Children came before I figured it all out. I’m a dreamer and not very practical, I married someone similar to me. Thus, children came before we could ensure my professional future or his.

It is hard to be a one income family in this day and age. Many times as we struggled through hardships, and recessions, I wished that I could take the burden off my partner’s shoulders. I took it upon myself to be frugal and decided that was what I could do at the time.

Now that the children are grown and I threw myself back into school I have been combing through the job market, the need for more income is real. Kids actually get MORE expensive the older they get. There is auto-insurance, a need for extra vehicles, missions, school, camps, and future weddings. I want to be able to help contribute to these events. I certainly expect my children to pay for some or most, but would love to help with part.

Then there are the vacations we’ve never been able to take. If there is one thing that makes me gag on Social Media it is the people that take the exotic vacations constantly. Every year they’re in Mexico or Hawaii, or Europe. I have dreamed for years of being able to take the children somewhere besides a place that is drivable in our 11 passenger van. Now they are older and time is slipping through my fingers. I am almost desperate to afford a real vacation with the kids.

Enter plasma donation…and where have you been my whole life?

I admit that I have never, not once, donated blood. My elbows are extremely sensitive and I really have to focus whenever I have blood tests. I get freaked out at the idea of a tube in my arm letting blood freely leave my body.

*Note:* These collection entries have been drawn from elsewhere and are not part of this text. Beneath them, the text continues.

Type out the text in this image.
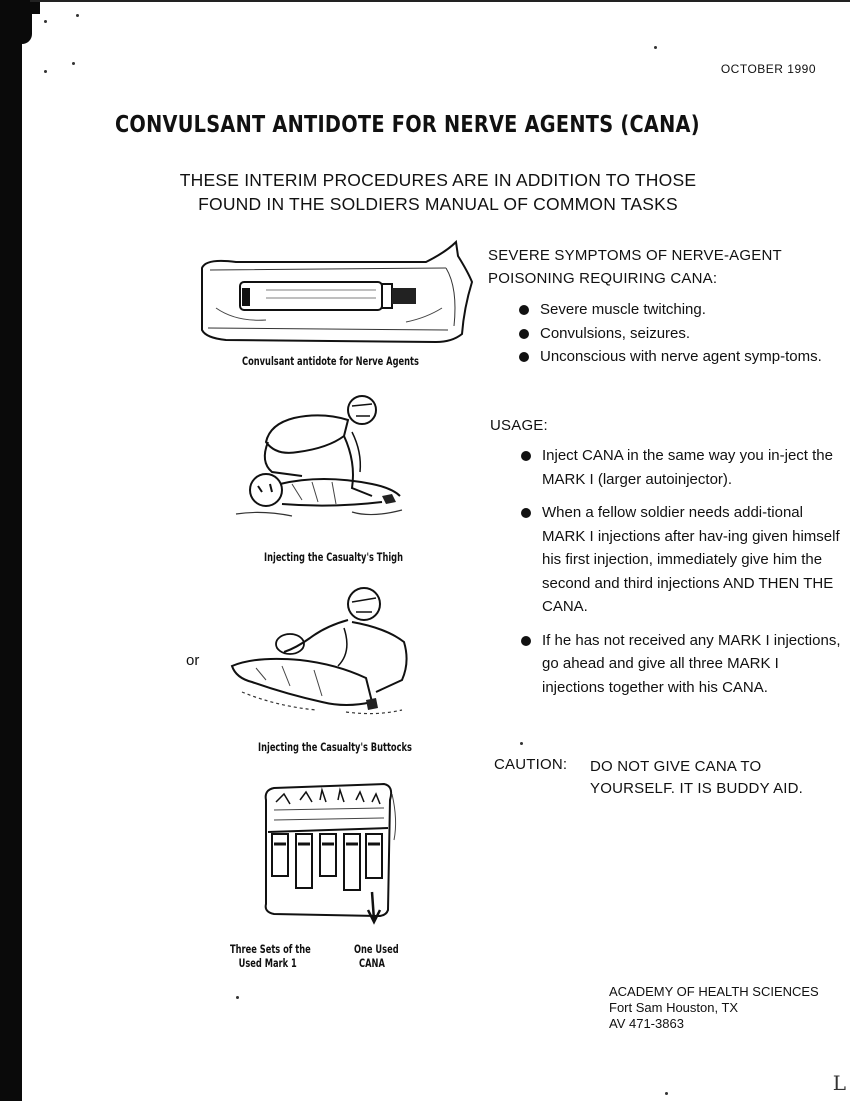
OCTOBER 1990
CONVULSANT ANTIDOTE FOR NERVE AGENTS (CANA)
THESE INTERIM PROCEDURES ARE IN ADDITION TO THOSE
FOUND IN THE SOLDIERS MANUAL OF COMMON TASKS
Convulsant antidote for Nerve Agents
Injecting the Casualty's Thigh
or
Injecting the Casualty's Buttocks
Three Sets of the
Used Mark 1
One Used
CANA
SEVERE SYMPTOMS OF NERVE-AGENT
POISONING REQUIRING CANA:
Severe muscle twitching.
Convulsions, seizures.
Unconscious with nerve agent symp-toms.
USAGE:
Inject CANA in the same way you in-ject the MARK I (larger autoinjector).
When a fellow soldier needs addi-tional MARK I injections after hav-ing given himself his first injection, immediately give him the second and third injections AND THEN THE CANA.
If he has not received any MARK I injections, go ahead and give all three MARK I injections together with his CANA.
CAUTION: DO NOT GIVE CANA TO
YOURSELF. IT IS BUDDY AID.
ACADEMY OF HEALTH SCIENCES
Fort Sam Houston, TX
AV 471-3863
L
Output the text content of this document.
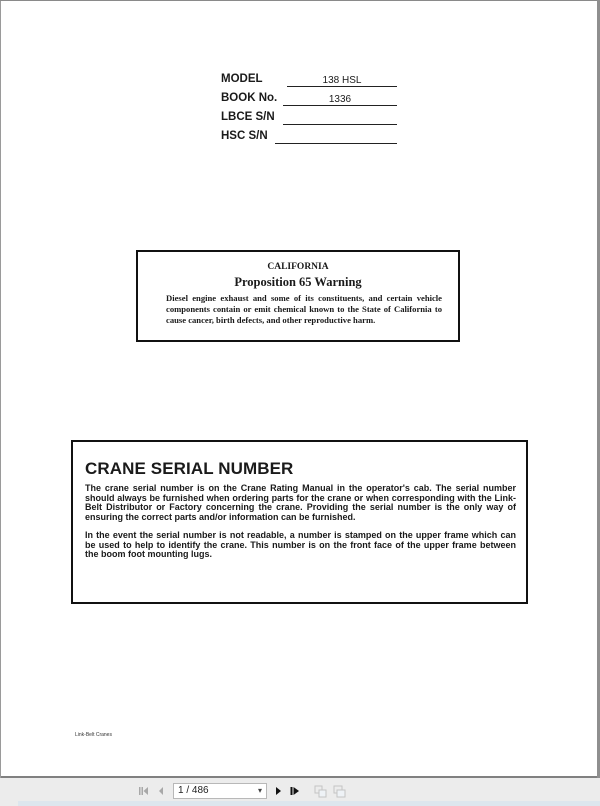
MODEL	138 HSL
BOOK No.	1336
LBCE S/N
HSC S/N
CALIFORNIA
Proposition 65 Warning
Diesel engine exhaust and some of its constituents, and certain vehicle components contain or emit chemical known to the State of California to cause cancer, birth defects, and other reproductive harm.
CRANE SERIAL NUMBER

The crane serial number is on the Crane Rating Manual in the operator's cab. The serial number should always be furnished when ordering parts for the crane or when corresponding with the Link-Belt Distributor or Factory concerning the crane. Providing the serial number is the only way of ensuring the correct parts and/or information can be furnished.

In the event the serial number is not readable, a number is stamped on the upper frame which can be used to help to identify the crane. This number is on the front face of the upper frame between the boom foot mounting lugs.

Link-Belt Cranes
1 / 486	▾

That is how desperate I am to take my kids on a real vacation. Did I mention I have four? Have you added the cost of six people and plane tickets, car rental, house rental, food, and sundries? It is a lot.

I gave plasma last week and I pictured our vacation the whole time. It worked. I didn’t even mind having to squeeze the blood out of my arm at intervals.

I also got a job. I am a contractor for a publishing company that is doing amazing things in the middle-grade book world. It is very part-time but also fulfilling.

As the funds slowly trickle in, I am slowly putting together an epic vacation. All while trying to pass my Math class and striving to sound organized in my English papers, and putting forth my best work for Content Creation.

The hardest part is ignoring the house falling apart around me. The kids have chores, but you know how that goes. I can’t stop and clean a room anymore, there’s no time! I don’t have time to make dinner and I rarely grocery shop. The house plants I cherish need love and care but I feel like I can only stare at them and ask them to hold on a little longer.

I know balance is elusive but I look for ways to maintain facetime with my children. I keep snacks in my room/office so they will come in and talk to me when they feel peckish. At 9pm we huddle on my bed for the “quote of the day,” and discuss what the next day holds for us.

I do miss being a full-time mom and feeling so useful in that way, but my brain loves the new challenges that come up with school and work.

Update: I went for a second time to the plasma bank, today actually, and almost fainted. It was one of the most humiliating situations to date…having the phlebotomists flock towards me, ice packs thrown around my neck, saline solution administered…anyhoo…here’s to hanging out at the nurse’s station with Powerade and a bag of Goldfish. I did sign up for another go just to see if today was a fluke. I sure hope so! My plasma donation days might be over.


3 responses to “What we do for a buck…and also a real job!”

  1. When I tried to donate plasma, they laughed their butts off when I gave my medical history. They actually brought in some trainees and had me recount my litany of crazy accidents and described why each one made me ineligible. It wasn’t the high point of my life, needless to say.